Monday, February 5, 2007

Prince: Relic

"I hear the distant echo of an electronic drum set... "


In the middle of a somewhat bizarre Super Bowl (such sloppiness! So many turnovers!), viewers were treated to a fully bizarre sight in the form of that '80s holdover, the formerly nameless one, the purple one himself, Prince. Kelefa, of course, already beat me to this ...

For my age group, the decade in which we were born is pretty well summed up by leg warmers, Cyndi Lauper, Jacko and Prince. For whatever reason, some peiple still like leg warmers (and Cyndi Lauper, for that matter). Michael Jackson is of course a full-out laughinstock for ... well, we all know why; but his best music remains iconic and enjoyed. You can't help but smile when that opening chords of "ABC" start clanging out. Your feet move automatically to that snaky, tricky bassline on "Billie Jean." And I saw a whole crowd of people dancing to "Thriller"--zombie moves and all--last night, so that's obvi got some staying power.

But Prince is another matter. With the exception of the inimitable Teague Allston, my roommate last year and the owner of a copy of Purple Rain, no one I know is into Prince; it seems he just hasn't transferred well over the years, and when I read the likes of Greg Tate and Miles Davis talking about his genius and influence at one time, I'm incredulous. That's all well and good, but not really the point of this post, or the reason why I say that Prince is a relic.

On that absurd symbol-shaped stage tonight, Prince played a Telecaster (a nice one!), some kinda Stratocaster (above) and naturally that absurd guitar shaped like The Symbol, an axe that looks really uncomfortable to play for my tastes. Virginia Heffernan, in a Times blog, wrote, "Also, why is he EVER left out when people talk about African-Americans who play electric guitar? Never again." Well, yes, that's a good point. Maybe it has something to do with the fact that he plays corny-ass eighties riffs ... whoops, sorry. The point is that Prince might be the last great guitar-playing star. There are huge guitarists today (most of whom I dislike)--Mark Tremonti of Creed, or Tom Morello of RATM and Audioslave, and so on and so forth--but they have a defined role inside the band. Less offensively, we see the same thing with Johnny Greenwood in Radiohead. The result is the same: the (technically) best players in rock music don't front their own bands.

But it seems to me that Prince fits in a much older tradition, and he helped to reinforce that by playing a song that Hendrix made famous ("All Along the Watchtower"). This a sort of half-baked idea, dreamt up on my way back from the Chronicle office, so I may be overlooking someone obvious, but Prince's biggest disconnect may be that he belongs to the older (whiter?) musical tradition of Hendrix, John Fogerty (yeah, he covered him too, but I hate goddamn "Proud Mary"), Eric Clapton, Neil Young and many other lesser or more obscure talents--accomplished guitarists who are also idols because they're singers.

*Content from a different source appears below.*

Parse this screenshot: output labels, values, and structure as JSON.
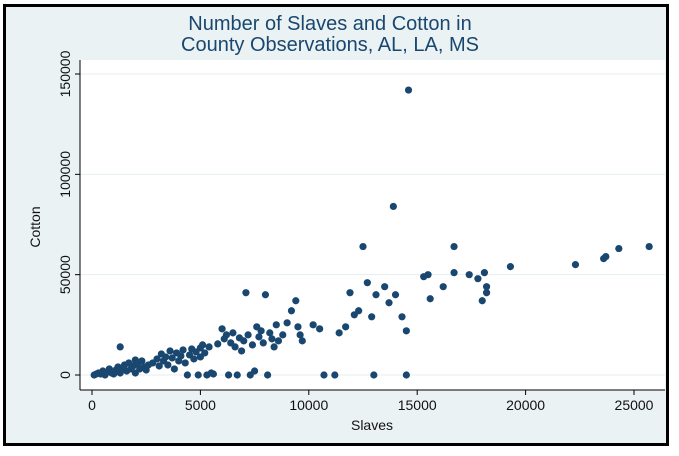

There are older bands that weren't fronted by singer-lead guitarists: Jefferson Airplace, the Dead (for the most part), Steely Dan kind of, The Byrds in the Clarence White era. But I'm inclined to believe that the newer trend has to date to something like that other '80s abomination, Van Halen--Eddie's name was on the band, but he wasn't the singer, of course.

I don't know really who we have to blame for this--maybe it's EVH--but I would like to have a few words with him or her. 'Cause although I may not get Prince (But I must say, "Purple Rain" was fantastic!), I can dig the fact that he plays a Tele and can respect his hilariously dated hammer-ons and tapping. And I can respect the fact that he is a man of many talents. Eat that, Brandon Flowers.

(This post could really have used a copy-editor; if you got this far, you get my sincerest apologies.)